Let me tell you a little bit about myself...
I'm 19 and currently living in London, I say currently because I have recently moved here with my mother and sister to pursue the 'Ideal' career, which changed from opera singer to actress within the short few weeks I was here.
My mother and I haven't always seen eye to eye, but as i'm told that is the norm between mother and daughter! Too alike i've been told.... we'll see.
Anyway, my day consisted of a trip to Highgate Woods with my current boyfriend of 2 months who lives in my old location hundreds of miles away.
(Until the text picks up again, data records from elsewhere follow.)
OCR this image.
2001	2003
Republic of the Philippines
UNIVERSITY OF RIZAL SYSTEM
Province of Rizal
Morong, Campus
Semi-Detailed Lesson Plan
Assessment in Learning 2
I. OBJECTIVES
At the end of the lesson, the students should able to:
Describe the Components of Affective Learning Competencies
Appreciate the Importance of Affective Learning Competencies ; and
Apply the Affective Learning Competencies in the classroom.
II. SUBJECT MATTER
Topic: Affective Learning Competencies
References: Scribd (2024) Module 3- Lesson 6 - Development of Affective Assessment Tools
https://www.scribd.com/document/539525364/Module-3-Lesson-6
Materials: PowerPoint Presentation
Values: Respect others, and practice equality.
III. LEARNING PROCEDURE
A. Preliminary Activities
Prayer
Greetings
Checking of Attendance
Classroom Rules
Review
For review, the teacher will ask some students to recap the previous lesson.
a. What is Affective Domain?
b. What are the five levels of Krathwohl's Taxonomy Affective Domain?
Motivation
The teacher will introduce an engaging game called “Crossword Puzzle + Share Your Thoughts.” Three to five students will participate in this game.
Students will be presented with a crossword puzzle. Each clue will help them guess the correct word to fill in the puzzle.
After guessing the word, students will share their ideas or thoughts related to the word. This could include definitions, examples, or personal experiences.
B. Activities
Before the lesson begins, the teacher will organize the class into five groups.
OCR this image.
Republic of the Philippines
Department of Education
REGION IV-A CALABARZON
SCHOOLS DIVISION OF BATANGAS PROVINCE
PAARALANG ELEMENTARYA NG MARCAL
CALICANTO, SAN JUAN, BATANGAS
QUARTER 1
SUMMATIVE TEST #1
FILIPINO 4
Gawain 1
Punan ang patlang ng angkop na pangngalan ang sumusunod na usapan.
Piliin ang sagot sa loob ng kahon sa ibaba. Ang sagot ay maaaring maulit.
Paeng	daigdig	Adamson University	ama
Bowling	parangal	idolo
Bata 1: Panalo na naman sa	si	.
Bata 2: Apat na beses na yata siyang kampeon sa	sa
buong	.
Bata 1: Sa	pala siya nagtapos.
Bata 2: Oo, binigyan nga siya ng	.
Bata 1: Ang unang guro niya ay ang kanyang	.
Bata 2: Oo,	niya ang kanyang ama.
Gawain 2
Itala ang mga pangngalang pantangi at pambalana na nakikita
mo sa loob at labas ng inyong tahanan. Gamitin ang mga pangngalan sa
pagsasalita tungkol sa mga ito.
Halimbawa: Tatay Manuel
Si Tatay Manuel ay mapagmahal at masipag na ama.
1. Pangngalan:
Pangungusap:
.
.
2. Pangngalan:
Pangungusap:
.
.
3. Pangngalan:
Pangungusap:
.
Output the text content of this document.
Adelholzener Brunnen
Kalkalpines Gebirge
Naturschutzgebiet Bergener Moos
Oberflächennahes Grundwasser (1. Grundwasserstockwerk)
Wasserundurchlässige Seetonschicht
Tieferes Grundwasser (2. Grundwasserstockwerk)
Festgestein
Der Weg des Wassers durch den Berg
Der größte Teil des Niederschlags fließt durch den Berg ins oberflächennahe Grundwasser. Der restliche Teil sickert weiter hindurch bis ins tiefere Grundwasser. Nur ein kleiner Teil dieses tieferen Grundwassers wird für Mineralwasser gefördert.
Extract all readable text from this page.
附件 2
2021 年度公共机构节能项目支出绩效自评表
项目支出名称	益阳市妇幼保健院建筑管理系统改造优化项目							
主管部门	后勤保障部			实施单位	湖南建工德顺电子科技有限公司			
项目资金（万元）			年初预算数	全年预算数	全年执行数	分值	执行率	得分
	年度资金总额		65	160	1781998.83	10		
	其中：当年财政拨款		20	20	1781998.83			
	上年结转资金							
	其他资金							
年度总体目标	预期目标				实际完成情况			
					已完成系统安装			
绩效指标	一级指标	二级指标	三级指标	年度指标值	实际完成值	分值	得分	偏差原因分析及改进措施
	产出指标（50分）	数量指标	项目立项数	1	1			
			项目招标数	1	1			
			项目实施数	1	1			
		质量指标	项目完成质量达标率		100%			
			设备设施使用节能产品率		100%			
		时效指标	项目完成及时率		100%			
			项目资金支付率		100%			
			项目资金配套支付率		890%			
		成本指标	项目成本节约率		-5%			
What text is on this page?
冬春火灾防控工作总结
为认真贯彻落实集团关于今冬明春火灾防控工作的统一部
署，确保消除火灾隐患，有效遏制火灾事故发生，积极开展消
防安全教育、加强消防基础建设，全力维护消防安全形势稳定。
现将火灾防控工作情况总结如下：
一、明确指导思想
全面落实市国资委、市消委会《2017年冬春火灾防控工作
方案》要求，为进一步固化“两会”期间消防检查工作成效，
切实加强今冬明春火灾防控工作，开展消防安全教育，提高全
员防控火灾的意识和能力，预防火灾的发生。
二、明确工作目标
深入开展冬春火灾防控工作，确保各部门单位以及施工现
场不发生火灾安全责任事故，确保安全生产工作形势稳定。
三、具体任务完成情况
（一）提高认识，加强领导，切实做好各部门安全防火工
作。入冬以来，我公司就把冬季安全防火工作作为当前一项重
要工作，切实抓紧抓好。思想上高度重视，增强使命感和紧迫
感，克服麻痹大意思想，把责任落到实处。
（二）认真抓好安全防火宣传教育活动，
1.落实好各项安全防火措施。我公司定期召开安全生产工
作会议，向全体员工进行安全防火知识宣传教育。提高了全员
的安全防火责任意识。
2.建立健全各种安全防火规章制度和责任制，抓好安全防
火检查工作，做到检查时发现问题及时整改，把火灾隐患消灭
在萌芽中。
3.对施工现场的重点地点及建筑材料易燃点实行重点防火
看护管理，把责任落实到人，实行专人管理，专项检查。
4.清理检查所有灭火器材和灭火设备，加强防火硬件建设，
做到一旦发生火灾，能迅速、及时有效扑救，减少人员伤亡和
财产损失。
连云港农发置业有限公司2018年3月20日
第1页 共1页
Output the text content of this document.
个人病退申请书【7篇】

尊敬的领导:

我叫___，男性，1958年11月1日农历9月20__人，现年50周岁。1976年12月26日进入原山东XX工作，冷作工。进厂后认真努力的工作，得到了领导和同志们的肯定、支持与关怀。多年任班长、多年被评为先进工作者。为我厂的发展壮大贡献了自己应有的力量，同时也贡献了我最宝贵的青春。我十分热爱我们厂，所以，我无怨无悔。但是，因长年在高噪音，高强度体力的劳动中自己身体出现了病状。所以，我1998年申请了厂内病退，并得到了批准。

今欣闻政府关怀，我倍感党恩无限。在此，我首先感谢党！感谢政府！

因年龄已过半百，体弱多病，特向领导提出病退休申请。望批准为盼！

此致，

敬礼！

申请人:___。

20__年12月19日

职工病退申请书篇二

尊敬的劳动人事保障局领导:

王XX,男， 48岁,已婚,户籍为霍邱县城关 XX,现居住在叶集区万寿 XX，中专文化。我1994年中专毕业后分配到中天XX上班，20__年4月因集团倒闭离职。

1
But he came to London for 2 weeks.
We sat and ate whilst gazing at the high tree tops and fallen leaves whilst I pulled a classic poetry collection book from my bag, I tell myself I'm a silly romantic and a misleading intellectual because I hardly ever read poetry, though I read many fictional books.
But I suppose their is no test for intellect... only intelligence and memory storage, exams.. what a royal pain in the arse.
We walk along through the forest and have a revelation, we do not need to be restricted to High gate why don't we make a speedy irrational decision to go to the Natural History Museum ... exciting! 
We took the exciting journey of getting there, having a few mishaps and wrong turns. But when we get their a cue a mile long greeted us. I forgot the children were off school, bugger.
When the eventuality of the doors reached us the initially amazement wore off in under a second and we were left with the chaos and screaming that lay within. And then the long sweaty tiring journey home.
I suppose the moral of this little story is that the ideal did not match with reality AS USUAL!